Marfa’s intent gaze at him changed from fear to anger.
“What have I done to you?” she cried out.
“Neither of us has done anything to the other, that’s not the point. Marfa Golov, I would like to ask you a question or two. Please, Vladislav Grigorievitch, I insist. Unfortunately, I can’t go into certain things just now, but one or two questions I insist on asking and I would like them answered honestly and directly. Is it true, for instance, Marfa Golov, that you receive stolen goods from a gang of thieves, one of whom is or was your lover who often visits this house?”
“You needn’t bother to answer that,” Grubeshov said, flushing. “It’s irrelevant to the matter at issue.”
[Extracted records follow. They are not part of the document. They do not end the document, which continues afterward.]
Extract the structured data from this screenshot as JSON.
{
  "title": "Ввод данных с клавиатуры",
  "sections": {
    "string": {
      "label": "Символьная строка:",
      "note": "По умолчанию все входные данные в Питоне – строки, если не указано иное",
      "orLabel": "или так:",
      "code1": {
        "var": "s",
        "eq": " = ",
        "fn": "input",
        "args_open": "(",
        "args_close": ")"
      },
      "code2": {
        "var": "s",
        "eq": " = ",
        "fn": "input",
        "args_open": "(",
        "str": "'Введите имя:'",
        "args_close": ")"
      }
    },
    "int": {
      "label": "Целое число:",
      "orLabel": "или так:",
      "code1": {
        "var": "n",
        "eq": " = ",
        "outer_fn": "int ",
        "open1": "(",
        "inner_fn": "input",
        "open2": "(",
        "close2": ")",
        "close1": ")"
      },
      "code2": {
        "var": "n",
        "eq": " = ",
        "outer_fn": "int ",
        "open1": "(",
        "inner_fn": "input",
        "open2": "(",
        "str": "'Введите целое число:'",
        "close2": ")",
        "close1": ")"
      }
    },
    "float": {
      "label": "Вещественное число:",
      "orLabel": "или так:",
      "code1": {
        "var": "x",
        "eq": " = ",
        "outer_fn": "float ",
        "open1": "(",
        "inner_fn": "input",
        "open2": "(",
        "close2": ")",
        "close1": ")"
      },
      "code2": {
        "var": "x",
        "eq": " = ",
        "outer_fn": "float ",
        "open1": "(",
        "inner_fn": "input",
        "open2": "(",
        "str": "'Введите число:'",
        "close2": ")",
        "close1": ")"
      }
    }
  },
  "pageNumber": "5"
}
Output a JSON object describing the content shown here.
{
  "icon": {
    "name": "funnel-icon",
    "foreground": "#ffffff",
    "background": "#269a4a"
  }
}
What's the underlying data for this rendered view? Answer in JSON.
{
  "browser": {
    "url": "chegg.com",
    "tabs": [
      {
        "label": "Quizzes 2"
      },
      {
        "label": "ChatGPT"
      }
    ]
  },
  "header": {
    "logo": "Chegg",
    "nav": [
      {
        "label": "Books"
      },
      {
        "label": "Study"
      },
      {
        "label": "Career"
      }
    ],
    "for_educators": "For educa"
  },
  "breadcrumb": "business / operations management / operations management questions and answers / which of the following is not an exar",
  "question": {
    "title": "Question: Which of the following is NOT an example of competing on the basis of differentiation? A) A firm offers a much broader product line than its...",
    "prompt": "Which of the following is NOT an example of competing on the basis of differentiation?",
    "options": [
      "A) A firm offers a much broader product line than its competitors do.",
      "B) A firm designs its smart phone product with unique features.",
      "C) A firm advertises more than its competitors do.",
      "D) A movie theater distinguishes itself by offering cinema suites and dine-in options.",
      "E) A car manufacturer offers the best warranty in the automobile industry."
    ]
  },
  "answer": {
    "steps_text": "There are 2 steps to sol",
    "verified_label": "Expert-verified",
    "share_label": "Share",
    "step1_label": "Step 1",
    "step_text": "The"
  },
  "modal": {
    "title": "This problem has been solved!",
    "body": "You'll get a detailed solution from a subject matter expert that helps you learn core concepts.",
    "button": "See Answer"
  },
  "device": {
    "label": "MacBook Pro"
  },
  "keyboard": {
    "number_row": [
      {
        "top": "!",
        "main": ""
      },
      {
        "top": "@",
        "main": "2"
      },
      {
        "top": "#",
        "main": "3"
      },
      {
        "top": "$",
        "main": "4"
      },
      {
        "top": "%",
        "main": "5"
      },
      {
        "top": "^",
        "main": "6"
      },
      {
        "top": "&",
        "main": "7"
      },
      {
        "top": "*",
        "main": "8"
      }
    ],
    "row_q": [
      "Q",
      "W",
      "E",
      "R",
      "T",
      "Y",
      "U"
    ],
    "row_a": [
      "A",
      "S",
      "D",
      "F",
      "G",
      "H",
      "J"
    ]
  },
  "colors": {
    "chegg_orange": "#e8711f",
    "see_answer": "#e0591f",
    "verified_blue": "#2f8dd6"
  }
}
“I insist it is not so irrelevant, Vladislav Grigorievitch.”
“No, I don’t receive such goods,” said Marfa, white-lipped, her eyes darkening. “That’s a filthy rumor spread by my enemies.”
“Is that your response?”
“Of course it is.”
“Very well, then. Is it true that a year ago last January you threw the contents of a phial of carbolic acid into the eyes of your lover and blinded him for life, a man whom you have since become reconciled with?”
“Is he the one who reported me?” she asked, enraged.
“Reported you?”
“Told you these filthy lies?”
“Boris Alexandrovitch, as your superior in rank, I forbid these questions,” Grubeshov said, irritated. “If you have anything of that nature to ask, please do so in my office tomorrow morning, though I personally don’t see how such irrelevancies can matter. They do not change the weight of the significant evidence. We must absolutely get on now.